On paper, this looks like a progressive step. In reality, enforcement is weak.
Landlords routinely demand two or three years’ rent upfront, knowing that
tenants have little recourse. Courts are slow, and there are no specialised
housing tribunals to protect renters. As a result, tenancy laws exist but are
widely flouted.
The Federal Government has, at different times, offered duty waivers on
imported building materials, as well as land allocations to encourage mass
housing projects. Pension funds have also been opened up for housing
investment. Cooperative housing has been promoted, with FMBN supporting some
projects for civil servants.
Yet, the impact remains marginal. Bureaucratic bottlenecks, corruption, and
lack of infrastructure continue to discourage developers. Many prefer to focus
on luxury housing, where profit margins are higher and risks lower. Cooperative
housing works in some cases, but it mainly benefits those in the formal sector,
excluding millions of Nigerians in the informal economy.
Urban renewal programmes in Anambra, Lagos and Abuja have sought to replace
slums with modern estates. While this has produced some well-planned
communities, the scale is too small compared to the need. Moreover, displaced
low-income residents are often unable to afford the new housing, forcing them
back into informal settlements. The net effect is that slum populations
continue to rise.
Overall, government efforts have
been piecemeal, underfunded, and poorly targeted. They often benefit the middle
and upper class rather than the low-income households most affected by rent
hikes. The housing schemes produce units in the thousands, but the deficit
grows by hundreds of thousands every year due to population growth and
rural–urban migration.
Tenancy laws exist but lack enforcement. Mortgage schemes exist but remain out
of reach. PPPs exist but serve the wealthy. Cooperative housing exists but
covers only a fraction of the population. In short, the interventions have
created frameworks but have not produced meaningful impact on the ground.
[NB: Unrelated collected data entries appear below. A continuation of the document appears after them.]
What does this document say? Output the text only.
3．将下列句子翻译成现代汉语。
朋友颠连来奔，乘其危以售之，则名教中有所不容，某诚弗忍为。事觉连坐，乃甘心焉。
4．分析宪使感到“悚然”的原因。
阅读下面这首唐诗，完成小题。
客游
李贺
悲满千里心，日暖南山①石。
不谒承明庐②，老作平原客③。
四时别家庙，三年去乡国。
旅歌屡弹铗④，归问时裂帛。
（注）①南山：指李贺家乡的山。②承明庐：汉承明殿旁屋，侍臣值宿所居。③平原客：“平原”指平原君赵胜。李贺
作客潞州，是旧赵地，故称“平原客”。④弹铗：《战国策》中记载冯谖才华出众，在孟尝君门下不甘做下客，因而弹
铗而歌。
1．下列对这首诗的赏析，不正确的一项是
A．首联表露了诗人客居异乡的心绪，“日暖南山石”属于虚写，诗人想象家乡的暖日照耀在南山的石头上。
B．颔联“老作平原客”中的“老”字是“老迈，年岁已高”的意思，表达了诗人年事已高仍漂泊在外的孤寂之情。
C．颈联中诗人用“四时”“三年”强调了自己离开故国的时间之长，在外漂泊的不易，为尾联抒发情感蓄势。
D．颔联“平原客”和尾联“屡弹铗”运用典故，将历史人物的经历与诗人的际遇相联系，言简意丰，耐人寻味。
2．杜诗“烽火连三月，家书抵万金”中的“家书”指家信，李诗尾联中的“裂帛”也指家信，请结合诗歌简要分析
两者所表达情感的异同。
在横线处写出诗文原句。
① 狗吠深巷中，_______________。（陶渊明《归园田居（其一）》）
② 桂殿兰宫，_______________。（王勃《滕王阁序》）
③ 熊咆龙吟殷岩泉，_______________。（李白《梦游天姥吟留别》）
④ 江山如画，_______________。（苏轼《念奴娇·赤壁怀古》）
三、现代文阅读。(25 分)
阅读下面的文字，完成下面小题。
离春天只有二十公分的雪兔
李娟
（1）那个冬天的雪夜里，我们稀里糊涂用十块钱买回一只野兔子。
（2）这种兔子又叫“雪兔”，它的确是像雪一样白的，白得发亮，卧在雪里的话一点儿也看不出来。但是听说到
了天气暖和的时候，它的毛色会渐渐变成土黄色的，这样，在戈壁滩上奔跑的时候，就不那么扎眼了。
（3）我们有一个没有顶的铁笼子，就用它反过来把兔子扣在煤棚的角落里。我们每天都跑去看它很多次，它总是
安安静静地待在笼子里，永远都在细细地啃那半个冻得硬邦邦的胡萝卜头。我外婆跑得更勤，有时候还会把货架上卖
If Nigeria is to tame its soaring rents, government must reimagine its
strategy. Three shifts are critical.
First, Tenancy laws must be backed by specialised housing courts to ensure
quick resolution of disputes. Rent regulation should not remain theoretical but
must be enforced.
Second, government should provide land, infrastructure, and tax
waivers specifically tied to affordable rental housing. Developers that commit
to building for low- and middle-income earners should be prioritised in land
allocation and approvals.
Third, the private sector must be
mobilised through innovative financing such as Real Estate Investment Trusts
(REITs), housing bonds, and co-living models for young professionals and
students. Pension funds, insurance companies, and corporate organisations
should also be encouraged to invest in staff housing or rental projects.
Affordable housing should not be seen as a charity project but as an investable
asset class. With the right policy framework, the private sector can deliver
affordable rentals at scale while making reasonable returns.
*Okafor
is an Anambra-based Estate Surveyor and Valuer.